L'interrogatoire du prisonnier
Je descends l'étroit escalier menant aux cachots et entre dans l'une des cellules. Je n'avais encore jamais utilisé cet endroit, qui sent le renfermé en raison du peu d'ouvertures qu'il contient. J'avance en direction de l'homme qui est assis sur le sol recouvert de paille, attaché par des chaînes reliées au mur en pierre. Je lui demande directement :
- Qui es-tu ?
- À quoi bon vous le dire ? Quoiqu'il arrive, je vais finir au bout d'une corde et personne ne se souviendra de mon nom, pas même vous.
- C'est possible, en effet, lui répondé-je d'un air impassible, mais je ne supporte pas que l'on ne réponde pas à mes questions, alors c'est à toi de voir si tu veux passer sous la torture avant de finir au bout de cette fameuse corde ou non.
- Toute ma vie a été une torture, alors ça ne changerait pas grand chose pour moi, se contente-t-il de dire en haussant les épaules.
- Arrête de jouer les héros tragiques ! lui ordonné-je en l'empoignant par le col. Tu n'es qu'un criminel ! Ma femme a failli mourir à cause de tes compagnons et toi !

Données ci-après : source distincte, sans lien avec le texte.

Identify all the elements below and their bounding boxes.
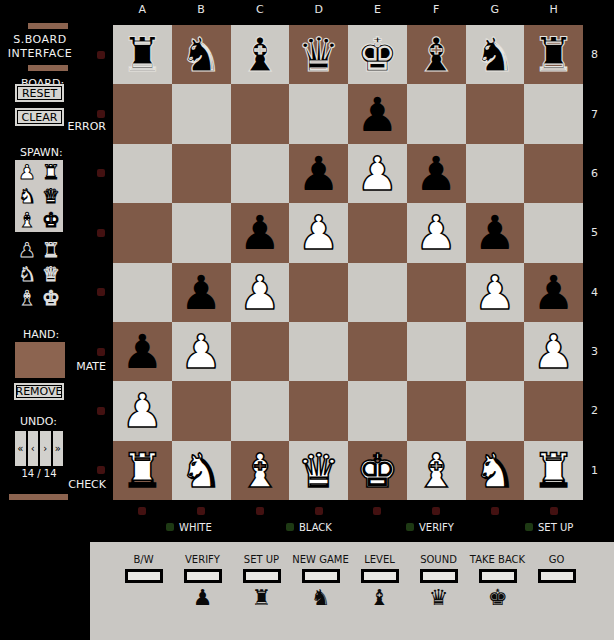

- Je n'ai pas choisi d'en devenir un ! Il y en a que la vie gâte depuis la naissance, comme vous, et d'autres qu'elle délaisse comme nous. Nous n'avions pas de travail et n'avons trouvé aucun autre moyen de subsistance que de prendre de force ce que la vie refuse de nous donner. C'était ça ou mourir de faim !
- Je sais bien qu'il y a des malheureux qui sont contraints de voler pour survivre. Je ne vous reproche pas d'avoir tenté de dépouiller mes villageois, mais d'être allé jusqu'à tout détruire et essayer d'attenter à leur vie !
- Nous n'avions pas d'autre choix. Ils ont résisté, nous étions obligés de leur passer sur le corps pour prendre ce que nous voulions.
- Tu ne ressens donc aucune culpabilité à l'idée d'avoir mis des vies en danger ? !
- C'était les leurs ou les nôtres. Ceux qui se laissent enchaîner par leurs bons sentiments et leur conscience n'ont aucune chance de survivre dans notre situation.
Ses paroles me frappent tant que je desserre mon emprise sur son col et finis même par le lâcher en lui demandant :
- C'étaient les meubles et autres objets en bois fabriqués par nos villageois qui vous intéressaient, c'est bien cela ?
- Oui, depuis plusieurs semaines, nous avons remarqué que des convois de marchandises partaient du duché de Westforest. Nous nous sommes dit qu'en récupérant ces objets pour les revendre à notre profit, nous gagnerions suffisamment d'argent pour vivre tranquillement et le ventre plein pendant au moins plusieurs semaines. Notre chef a même émis la conclusion que pour faire du commerce, le territoire devait être plus ou moins aisé et que nous trouverions donc encore plus de richesses en remontant jusqu'au village. Nous avons pu constater que c'était bien le cas, mais vous vous êtes mis en travers de notre route et, maintenant, tout est fini pour nous.
- Où est votre chef ?
- Il est mort pendant la bataille. La duchesse l'a tué.
- Je vois. Je te laisse à présent. L'un de mes hommes va bientôt venir t'apporter ton repas.
- Pourquoi me nourrir ? lâche-t-il avec un petit rire nerveux. Je ne vais pas tarder à rejoindre mes camarades, de toute façon, n'est-ce pas ?
En disant ces mots, il plonge son regard dans le mien, révélant ainsi que des larmes perlent au coin de ses yeux. Les miens s'écarquillent et je sens mes poings, mais aussi et surtout mon coeur, se serrer. Je fronce les sourcils et me retourne précipitamment pour ne pas laisser le temps à mes états d'âme de m'envahir, puis quitte les cachots d'un pas rapide.
"Reste fort. Tu ne dois pas avoir de pitié, ni de compassion pour ce criminel. Souviens-toi de ce qu'il a fait au village et à ses habitants, rappelle-toi qu'il a mis en danger la vie de ceux que tu aimes. Reste fort."